I pregiudizi fisici non ci appartengono; e riteniamo che disprezzare qualcuno per il suo aspetto sia un atteggiamento vigliacco. Cerchiamo di non irridere nessuno per un difetto fisico, ma non vogliamo neppure che ci sia negato di criticare qualcuno a causa di quel difetto.
Ci pensavamo ieri quando abbiamo letto sul Corriere della sera l'articolo, molto lungo - absit iniuria - di Renato Brunetta dal titolo "Io e la violenza del body shaming" in cui il presidente del Cnel - non c'è nulla di più necessario di un ente inutile - racconta la propria esperienza personale in occasione della Giornata contro la denigrazione dell'aspetto fisico, il 16 maggio.
Beh. Siamo con lui in tutto e per tutto. Colpire il corpo delle persone è vile. Ricevere il colpo, umiliante. Lo capiamo - caro professor Brunetta - persino noi che, se La consideriamo una persona piccola, lo facciamo indipendentemente dalla statura.
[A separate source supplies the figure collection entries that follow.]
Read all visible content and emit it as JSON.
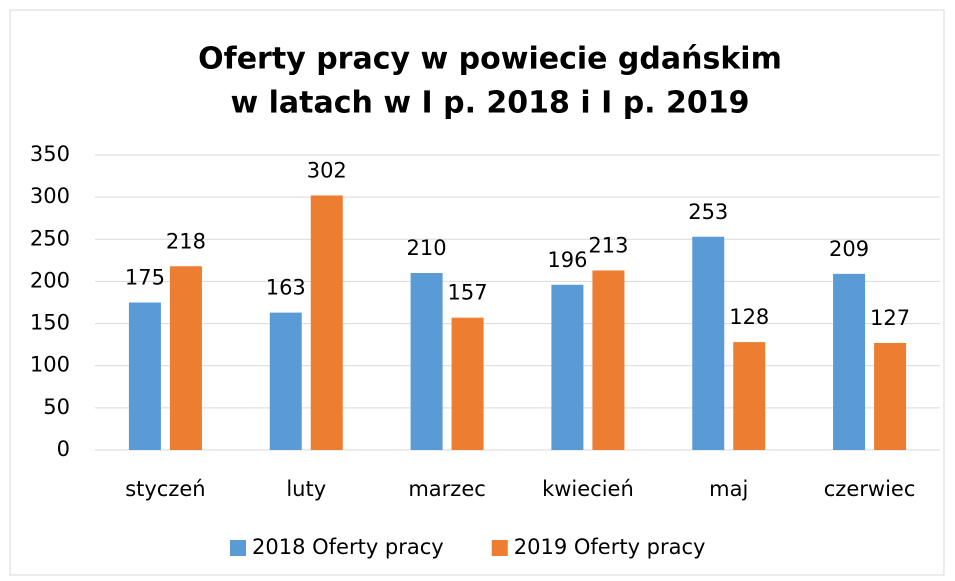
{
  "chart_data": {
    "type": "bar",
    "title": [
      "Oferty pracy w powiecie gdańskim",
      "w latach w I p. 2018 i I p. 2019"
    ],
    "categories": [
      "styczeń",
      "luty",
      "marzec",
      "kwiecień",
      "maj",
      "czerwiec"
    ],
    "series": [
      {
        "name": "2018 Oferty pracy",
        "color": "#5b9bd5",
        "values": [
          175,
          163,
          210,
          196,
          253,
          209
        ]
      },
      {
        "name": "2019 Oferty pracy",
        "color": "#ed7d31",
        "values": [
          218,
          302,
          157,
          213,
          128,
          127
        ]
      }
    ],
    "ylim": [
      0,
      350
    ],
    "yticks": [
      0,
      50,
      100,
      150,
      200,
      250,
      300,
      350
    ],
    "grid": true,
    "legend": "bottom"
  }
}
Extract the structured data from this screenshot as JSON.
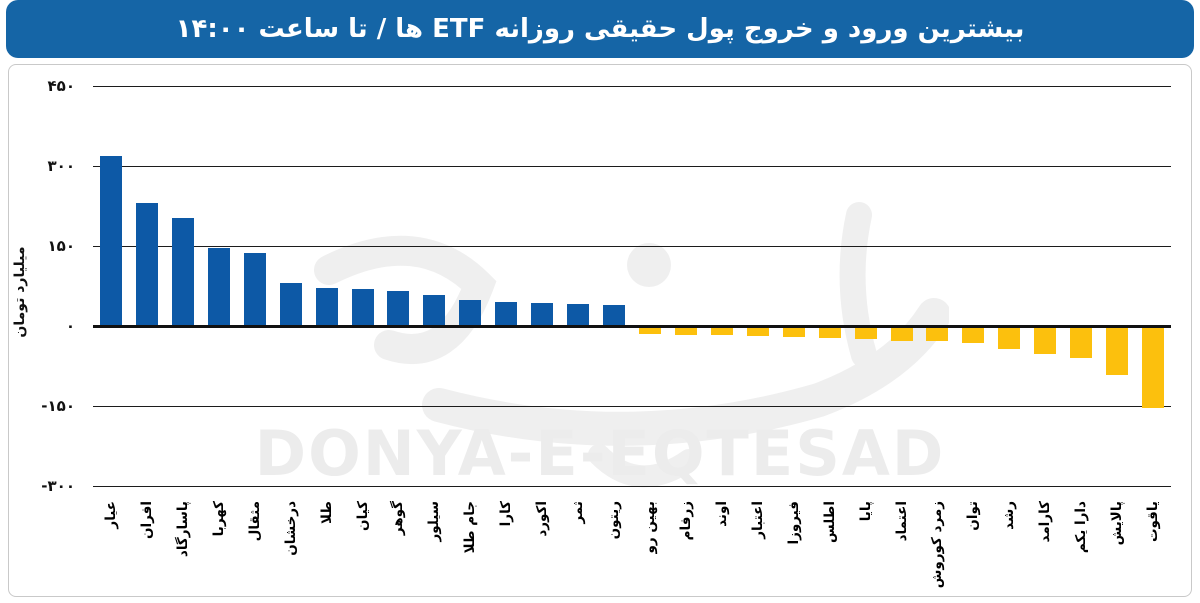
{
  "header": {
    "title": "بیشترین ورود و خروج پول حقیقی روزانه ETF ها / تا ساعت ۱۴:۰۰",
    "bg_color": "#1565a6",
    "text_color": "#ffffff"
  },
  "watermark": {
    "text": "DONYA-E-EQTESAD"
  },
  "chart_data": {
    "type": "bar",
    "title": "بیشترین ورود و خروج پول حقیقی روزانه ETF ها / تا ساعت ۱۴:۰۰",
    "ylabel": "میلیارد تومان",
    "ylim": [
      -300,
      450
    ],
    "grid": true,
    "yticks": [
      {
        "value": 450,
        "label": "۴۵۰"
      },
      {
        "value": 300,
        "label": "۳۰۰"
      },
      {
        "value": 150,
        "label": "۱۵۰"
      },
      {
        "value": 0,
        "label": "۰"
      },
      {
        "value": -150,
        "label": "-۱۵۰"
      },
      {
        "value": -300,
        "label": "-۳۰۰"
      }
    ],
    "categories": [
      "عیار",
      "افران",
      "پاسارگاد",
      "کهربا",
      "مثقال",
      "درخشان",
      "طلا",
      "کیان",
      "گوهر",
      "سیلور",
      "جام طلا",
      "کارا",
      "اکورد",
      "ثمر",
      "ریتون",
      "بهین رو",
      "زرفام",
      "اوند",
      "اعتبار",
      "فیروزا",
      "اطلس",
      "پایا",
      "اعتماد",
      "زمرد کوروش",
      "توان",
      "رشد",
      "کارامد",
      "دارا یکم",
      "پالایش",
      "یاقوت"
    ],
    "values": [
      318,
      230,
      202,
      146,
      136,
      81,
      71,
      69,
      66,
      58,
      49,
      45,
      43,
      41,
      39,
      -15,
      -16,
      -17,
      -19,
      -21,
      -22,
      -24,
      -28,
      -29,
      -31,
      -43,
      -53,
      -60,
      -92,
      -153
    ],
    "positive_color": "#0d59a6",
    "negative_color": "#fcc00d",
    "gridline_color": "#1c1c1c"
  }
}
La Sua testimonianza è dolorosa e utile.
Speriamo serva a smorzare l'aggressività verso di Lei; e faccia dimenticare anche quando Lei aggredì i No Vax, cui andavano spinti i tamponi "fino al cervello", i poliziotti "panzoni", i lavoratori "imboscati", le élite delle "merde", Aldo Busi "una signora", i registi "parassiti" e i sindacalisti (omissis). Dai, va bene così Professore. Tutto perdonato. Anche il Corriere della sera che ha richiamato in prima pagina il suo sfogo, in alto a sinistra, subito sopra l'editoriale "Il summit dei giganti".